Although California does not allow traditional sports betting, legal prediction markets allow users to buy and sell contracts based on the outcomes of future events, such as sports or political outcomes. About half of the boys are exposed to gambling content on platforms like TikTok, Instagram and YouTube.
“My son doesn’t have to go looking for this predictive gambling content. It finds him, it finds his friends, and it is dressed up to look like sports knowledge, like a fun way to earn a little money, not like gambling, (which is) what it is,” said Bonta.
Gambling addiction, which disproportionately affects boys and men, is closely related to a higher risk of suicide and social isolation. Gov. Gavin Newsom ordered state agencies last year to expand support for boys and young men in response to a rising “loneliness epidemic” among the population.
“The problem is when gambling is viewed as a solution, as an escape, as a possibility out of loneliness,” said Fong, who is also a clinical practitioner. Just last week, he said he saw a 19-year-old patient who had lost thousands of dollars to a gambling addiction on his phone.
“He would say, ‘I lose five, six, seven hours a day on my phone, researching, gambling, looking at different bets, moving money around, and I would just do it from my bed,’” Fong said. “His biggest lament wasn’t the money loss, it was just time.”
The Common Sense Media report, which surveyed 1,017 boys ages 11 to 17 across the United States in July 2025, found that boys who gamble spend an average of $54 annually, mostly on online gaming, some in sports and traditional betting. Boys who lost $51 or more in the past year spent an average of $159, more than eight times the $19 average among those who lost smaller amounts.
Winning was the ‘worst thing that ever happened’
Freudenberg, a high school physics teacher in San Francisco, said her son “spiraled so far down that literally all he could do was sit and gamble.” Had AB 2617 been a law 10 years ago, the bill’s protections might have prevented the adrenaline rush Kurt experienced when he won $2,000 in a video game, she said.
“He said, ‘That’s the worst thing that happened, because then, I was hooked,’” said Freudenberg, who founded the gambling resource group Parents Standing Together. “Just delaying the exposure is so important, and getting rid of the advertising, so kids don’t see it as a fun, awesome thing to do without the risk.”
It took multiple stints of rehab for Kurt to finally find his way back to college, where he has been in recovery for two years.
Schiavo said the bill is a first step in legally classifying prediction markets as gambling, for which California regulates advertising to minors. Today, there is “no explicit statute preventing these companies from exposing minors to wagering or marketing these products directly to them,” she said.

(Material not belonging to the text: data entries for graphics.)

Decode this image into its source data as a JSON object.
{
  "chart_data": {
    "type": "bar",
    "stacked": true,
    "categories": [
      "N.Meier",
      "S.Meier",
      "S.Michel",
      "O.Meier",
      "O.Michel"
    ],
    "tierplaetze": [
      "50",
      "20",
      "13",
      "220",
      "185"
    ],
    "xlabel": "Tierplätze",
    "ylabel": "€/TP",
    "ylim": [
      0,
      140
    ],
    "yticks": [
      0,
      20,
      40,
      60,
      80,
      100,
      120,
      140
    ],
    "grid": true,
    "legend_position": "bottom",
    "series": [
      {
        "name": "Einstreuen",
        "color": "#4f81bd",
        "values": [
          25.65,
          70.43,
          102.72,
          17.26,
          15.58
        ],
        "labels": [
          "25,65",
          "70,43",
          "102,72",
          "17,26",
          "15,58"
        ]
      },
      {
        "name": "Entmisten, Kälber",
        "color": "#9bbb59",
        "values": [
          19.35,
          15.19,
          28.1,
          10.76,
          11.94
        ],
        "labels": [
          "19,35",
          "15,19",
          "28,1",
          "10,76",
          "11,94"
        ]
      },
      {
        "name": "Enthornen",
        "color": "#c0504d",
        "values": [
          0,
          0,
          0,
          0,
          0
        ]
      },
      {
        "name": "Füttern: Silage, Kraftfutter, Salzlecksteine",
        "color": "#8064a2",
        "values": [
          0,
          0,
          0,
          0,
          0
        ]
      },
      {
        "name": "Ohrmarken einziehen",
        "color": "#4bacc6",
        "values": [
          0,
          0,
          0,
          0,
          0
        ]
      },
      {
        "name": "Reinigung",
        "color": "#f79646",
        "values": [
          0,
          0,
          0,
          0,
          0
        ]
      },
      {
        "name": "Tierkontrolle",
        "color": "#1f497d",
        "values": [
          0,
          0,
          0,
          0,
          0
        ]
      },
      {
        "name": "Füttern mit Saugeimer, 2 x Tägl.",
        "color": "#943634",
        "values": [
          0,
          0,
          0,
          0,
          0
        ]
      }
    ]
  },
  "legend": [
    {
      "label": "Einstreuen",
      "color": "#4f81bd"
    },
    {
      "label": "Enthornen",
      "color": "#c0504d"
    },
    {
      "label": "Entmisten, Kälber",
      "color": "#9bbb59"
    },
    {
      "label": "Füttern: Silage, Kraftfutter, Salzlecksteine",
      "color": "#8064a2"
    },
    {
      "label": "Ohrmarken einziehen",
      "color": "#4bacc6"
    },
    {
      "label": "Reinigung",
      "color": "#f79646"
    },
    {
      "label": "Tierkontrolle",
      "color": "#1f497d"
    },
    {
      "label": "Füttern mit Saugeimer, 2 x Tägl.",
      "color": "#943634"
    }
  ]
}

But Fong said the bill falls short of completing that promise. He said the state should also levy the same taxes on prediction markets and game-based bets as it does on casinos, and that schools should explicitly teach students about the risks of gambling in California’s new high school financial literacy requirement.
“We have six months of what’s a savings account, what’s a credit card, but not teaching people how to manage loss if they do suffer pain from these apps,” Fong said.

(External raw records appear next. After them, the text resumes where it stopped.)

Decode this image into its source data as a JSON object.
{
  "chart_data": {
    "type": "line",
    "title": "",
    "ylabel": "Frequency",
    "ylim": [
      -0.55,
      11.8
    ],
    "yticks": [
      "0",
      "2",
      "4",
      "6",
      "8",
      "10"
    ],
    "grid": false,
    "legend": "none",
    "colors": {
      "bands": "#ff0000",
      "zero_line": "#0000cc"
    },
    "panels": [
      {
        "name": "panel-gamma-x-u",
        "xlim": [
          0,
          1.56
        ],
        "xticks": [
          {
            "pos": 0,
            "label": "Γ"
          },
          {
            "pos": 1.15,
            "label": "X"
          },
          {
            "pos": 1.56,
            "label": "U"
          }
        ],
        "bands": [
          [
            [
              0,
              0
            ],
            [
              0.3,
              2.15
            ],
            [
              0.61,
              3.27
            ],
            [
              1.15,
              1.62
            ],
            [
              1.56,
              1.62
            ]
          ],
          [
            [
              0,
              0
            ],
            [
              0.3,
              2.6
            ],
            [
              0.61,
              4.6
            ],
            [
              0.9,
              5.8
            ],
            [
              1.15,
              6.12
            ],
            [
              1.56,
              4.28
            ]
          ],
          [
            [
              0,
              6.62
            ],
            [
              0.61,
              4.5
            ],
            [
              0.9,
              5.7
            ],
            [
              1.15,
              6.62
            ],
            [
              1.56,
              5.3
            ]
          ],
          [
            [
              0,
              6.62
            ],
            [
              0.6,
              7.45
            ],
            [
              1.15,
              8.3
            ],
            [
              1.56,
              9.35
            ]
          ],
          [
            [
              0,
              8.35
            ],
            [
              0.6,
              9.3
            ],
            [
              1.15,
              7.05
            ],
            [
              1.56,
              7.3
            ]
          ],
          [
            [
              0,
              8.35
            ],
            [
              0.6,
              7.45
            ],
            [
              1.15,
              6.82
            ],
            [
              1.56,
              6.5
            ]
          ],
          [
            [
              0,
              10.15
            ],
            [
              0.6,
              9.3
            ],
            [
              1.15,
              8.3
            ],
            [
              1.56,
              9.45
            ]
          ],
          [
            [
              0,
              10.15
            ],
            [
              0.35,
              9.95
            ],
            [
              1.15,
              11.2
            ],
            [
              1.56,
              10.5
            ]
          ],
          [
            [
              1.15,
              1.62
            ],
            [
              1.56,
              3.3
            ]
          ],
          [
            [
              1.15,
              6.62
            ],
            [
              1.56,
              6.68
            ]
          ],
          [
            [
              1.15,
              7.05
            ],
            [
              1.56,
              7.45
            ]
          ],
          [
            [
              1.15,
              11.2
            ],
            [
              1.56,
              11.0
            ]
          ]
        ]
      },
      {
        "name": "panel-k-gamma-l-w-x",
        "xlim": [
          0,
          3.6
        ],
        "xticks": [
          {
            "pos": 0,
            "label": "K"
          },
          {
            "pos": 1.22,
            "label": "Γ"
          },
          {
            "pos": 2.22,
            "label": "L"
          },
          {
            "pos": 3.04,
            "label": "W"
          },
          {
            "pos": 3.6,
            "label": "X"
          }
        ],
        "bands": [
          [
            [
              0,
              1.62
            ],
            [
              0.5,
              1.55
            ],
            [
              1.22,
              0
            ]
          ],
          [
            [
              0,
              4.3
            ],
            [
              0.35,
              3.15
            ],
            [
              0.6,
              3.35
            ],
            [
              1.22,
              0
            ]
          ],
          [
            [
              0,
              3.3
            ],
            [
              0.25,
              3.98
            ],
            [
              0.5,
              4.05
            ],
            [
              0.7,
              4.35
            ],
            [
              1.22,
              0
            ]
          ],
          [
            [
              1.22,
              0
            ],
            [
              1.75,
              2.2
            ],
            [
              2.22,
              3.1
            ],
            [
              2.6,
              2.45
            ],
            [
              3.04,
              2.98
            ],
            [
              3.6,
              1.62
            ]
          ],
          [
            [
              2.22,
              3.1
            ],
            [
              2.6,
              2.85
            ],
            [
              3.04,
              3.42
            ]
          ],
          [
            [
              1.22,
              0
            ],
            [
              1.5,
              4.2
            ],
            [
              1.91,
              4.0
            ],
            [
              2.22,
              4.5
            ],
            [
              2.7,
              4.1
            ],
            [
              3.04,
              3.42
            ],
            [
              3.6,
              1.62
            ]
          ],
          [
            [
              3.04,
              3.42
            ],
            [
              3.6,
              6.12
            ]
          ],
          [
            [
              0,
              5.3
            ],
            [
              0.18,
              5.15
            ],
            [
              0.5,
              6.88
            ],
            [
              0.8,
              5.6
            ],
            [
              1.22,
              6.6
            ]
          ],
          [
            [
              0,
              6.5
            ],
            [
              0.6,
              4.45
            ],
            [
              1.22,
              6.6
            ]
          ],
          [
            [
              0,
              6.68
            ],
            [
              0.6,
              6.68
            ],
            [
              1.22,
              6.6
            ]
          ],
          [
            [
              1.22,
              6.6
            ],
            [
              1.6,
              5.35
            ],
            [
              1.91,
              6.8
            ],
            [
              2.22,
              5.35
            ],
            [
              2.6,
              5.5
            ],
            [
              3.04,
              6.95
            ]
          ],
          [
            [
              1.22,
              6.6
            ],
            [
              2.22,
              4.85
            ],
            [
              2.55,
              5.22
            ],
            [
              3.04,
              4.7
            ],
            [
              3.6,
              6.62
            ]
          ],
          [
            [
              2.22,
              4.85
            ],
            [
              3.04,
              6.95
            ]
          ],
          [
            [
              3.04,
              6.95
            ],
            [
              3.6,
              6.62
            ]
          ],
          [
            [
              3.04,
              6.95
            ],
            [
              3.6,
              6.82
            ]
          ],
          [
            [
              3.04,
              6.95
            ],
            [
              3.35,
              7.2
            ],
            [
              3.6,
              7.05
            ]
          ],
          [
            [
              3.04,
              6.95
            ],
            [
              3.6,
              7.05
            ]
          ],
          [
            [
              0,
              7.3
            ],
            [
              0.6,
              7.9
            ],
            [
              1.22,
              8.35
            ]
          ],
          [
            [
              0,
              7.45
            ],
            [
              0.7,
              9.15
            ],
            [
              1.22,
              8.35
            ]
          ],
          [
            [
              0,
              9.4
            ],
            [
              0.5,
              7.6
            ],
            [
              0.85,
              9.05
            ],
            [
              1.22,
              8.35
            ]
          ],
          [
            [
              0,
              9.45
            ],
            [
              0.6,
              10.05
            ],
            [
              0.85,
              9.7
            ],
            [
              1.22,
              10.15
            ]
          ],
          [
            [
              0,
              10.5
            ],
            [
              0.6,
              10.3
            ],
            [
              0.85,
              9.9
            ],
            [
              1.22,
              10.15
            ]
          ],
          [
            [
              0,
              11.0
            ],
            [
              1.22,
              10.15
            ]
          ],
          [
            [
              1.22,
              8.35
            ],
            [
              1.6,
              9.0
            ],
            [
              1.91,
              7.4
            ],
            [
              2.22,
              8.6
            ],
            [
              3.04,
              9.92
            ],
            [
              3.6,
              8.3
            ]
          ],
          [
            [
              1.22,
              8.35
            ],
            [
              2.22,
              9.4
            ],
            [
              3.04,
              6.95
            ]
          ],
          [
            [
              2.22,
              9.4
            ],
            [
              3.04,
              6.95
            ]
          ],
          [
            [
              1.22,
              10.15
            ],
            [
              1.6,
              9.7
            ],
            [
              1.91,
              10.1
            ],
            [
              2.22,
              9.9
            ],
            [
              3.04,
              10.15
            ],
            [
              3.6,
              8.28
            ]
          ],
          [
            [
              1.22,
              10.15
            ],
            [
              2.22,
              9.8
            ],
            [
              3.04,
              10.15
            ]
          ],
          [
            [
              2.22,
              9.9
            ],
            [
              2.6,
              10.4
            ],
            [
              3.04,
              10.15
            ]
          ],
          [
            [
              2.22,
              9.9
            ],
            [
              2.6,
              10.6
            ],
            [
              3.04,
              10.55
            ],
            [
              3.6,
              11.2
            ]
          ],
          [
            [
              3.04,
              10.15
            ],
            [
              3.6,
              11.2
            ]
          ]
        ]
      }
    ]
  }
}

Freudenberg said school districts should also adopt formal gambling policies, like they do to deter alcohol and substance use. And, school counselors should educate both students and parents to identify and prevent online gambling addiction at an early age, she said.
“What could have saved (Kurt) is more awareness of people just understanding the things I was seeing,” Freudenberg said. “It wasn’t even on my radar at all, so I couldn’t have intervened and tried to start protecting him against something that I didn’t even know was happening.”